Morales fue una figura central en el proceso político que aglutinó a los indígenas, a los sindicatos cocaleros y a los movimientos sociales en torno al MAS (Movimiento al Socialismo), pero acabó convertido en la dinamita que destruyó la hegemonía de la izquierda y las mismas siglas con las que llegó al poder en 2006, 2010 y 2015.
En estos años dejó de ser uno de los políticos latinoamericanos más seductores para los aprendices de chamán europeos, mutando en un radical al estilo de Kurtz, el personaje de Conrad, a quien solo siguen cocaleros fanáticos que lo ven como un redentor o como un padre, y que secundan los planes de sabotaje con los que se desquita de un país que ya no lo quiere más como presidente.
Si la caída de Evo Morales fue dramática, su ascenso no fue menos espectacular. De una niñez andina en el pueblo de Isallavi, ubicado a casi cuatro mil metros de altura, pasó a ser un joven cultivador de coca en la zona cálida de Cochabamba. Quiso ser futbolista pero acabó de sindicalista, y de sindicalista dio un salto al activismo político y a la política institucional. Todo empezó a finales de los setenta y comienzos de los ochenta, cuando Estados Unidos, enceguecido en su ‘guerra contra las drogas’, presionó al Gobierno boliviano para que erradicara los cultivos ilícitos.
Como suele ocurrir con las malas ideas, el resultado fue el opuesto al deseado. Para mediados de los ochenta los cocaleros del Chapare habían formado las Seis Federaciones del Trópico de Cochabamba, una poderosa estructura sindical capaz de hacerle frente a los planes del Gobierno. En 1994 marcharon hasta La Paz para defender el uso tradicional de la hoja de coca, y a punta de movilizaciones y cortes de carretera frenaron el programa ‘Coca Cero’ del presidente Hugo Banzer.
Referente antiglobalización
Lo que había empezado como una reacción defensiva a la guerra contra las drogas no tardó en convertirse en una propuesta política de reivindicación campesina e indígena. Morales, que había entrado muy joven a la vida sindical, promovió en 1995 la creación del Instrumento Político por la Soberanía de los Pueblos, que luego se convertiría en el MAS. En 1996 empezó a liderar las Seis Federaciones del Trópico y un año después ganó un asiento en el Congreso. El activista entraba a las instituciones, pero no por ello estaba dispuesto a dejar la calle.
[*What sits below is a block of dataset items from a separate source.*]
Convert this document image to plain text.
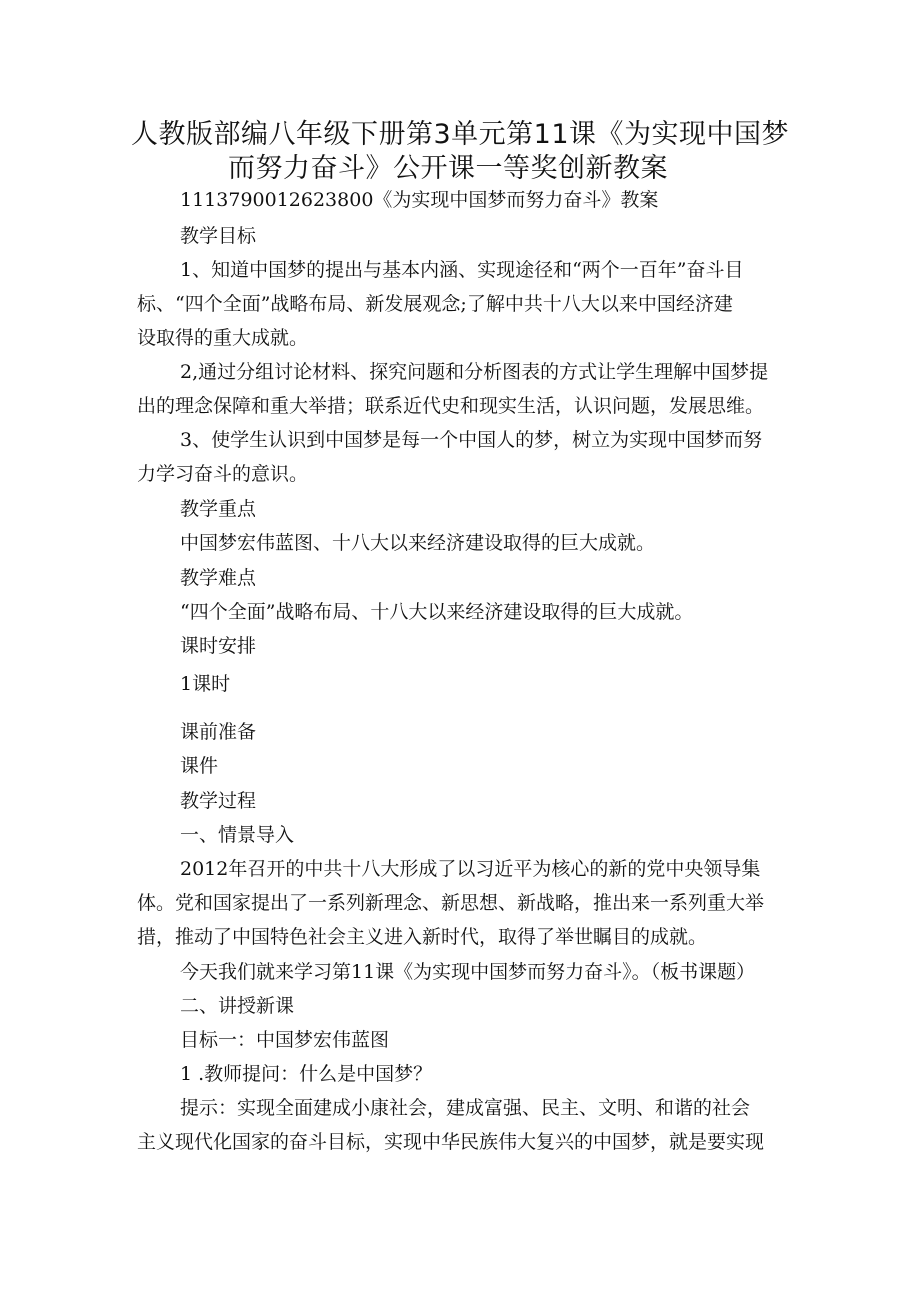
人教版部编八年级下册第3单元第11课《为实现中国梦
而努力奋斗》公开课一等奖创新教案
1113790012623800《为实现中国梦而努力奋斗》教案
教学目标
1、知道中国梦的提出与基本内涵、实现途径和“两个一百年”奋斗目
标、“四个全面”战略布局、新发展观念;了解中共十八大以来中国经济建
设取得的重大成就。
2,通过分组讨论材料、探究问题和分析图表的方式让学生理解中国梦提
出的理念保障和重大举措；联系近代史和现实生活，认识问题，发展思维。
3、使学生认识到中国梦是每一个中国人的梦，树立为实现中国梦而努
力学习奋斗的意识。
教学重点
中国梦宏伟蓝图、十八大以来经济建设取得的巨大成就。
教学难点
“四个全面”战略布局、十八大以来经济建设取得的巨大成就。
课时安排
1课时
课前准备
课件
教学过程
一、情景导入
2012年召开的中共十八大形成了以习近平为核心的新的党中央领导集
体。党和国家提出了一系列新理念、新思想、新战略，推出来一系列重大举
措，推动了中国特色社会主义进入新时代，取得了举世瞩目的成就。
今天我们就来学习第11课《为实现中国梦而努力奋斗》。（板书课题）
二、讲授新课
目标一：中国梦宏伟蓝图
1 .教师提问：什么是中国梦？
提示：实现全面建成小康社会，建成富强、民主、文明、和谐的社会
主义现代化国家的奋斗目标，实现中华民族伟大复兴的中国梦，就是要实现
Aquello fue evidente en el año 2000, cuando se convirtió en uno de los líderes de la ‘guerra del agua’. Aquel estallido fue el efecto retardado del endeudamiento y de las grandes quiebras estatales de los años ochenta. Bolivia, como varios otros países de la región, se vio forzada a pedir préstamos internacionales, que el FMI y el Banco Mundial concedieron a cambio de reformas estructurales.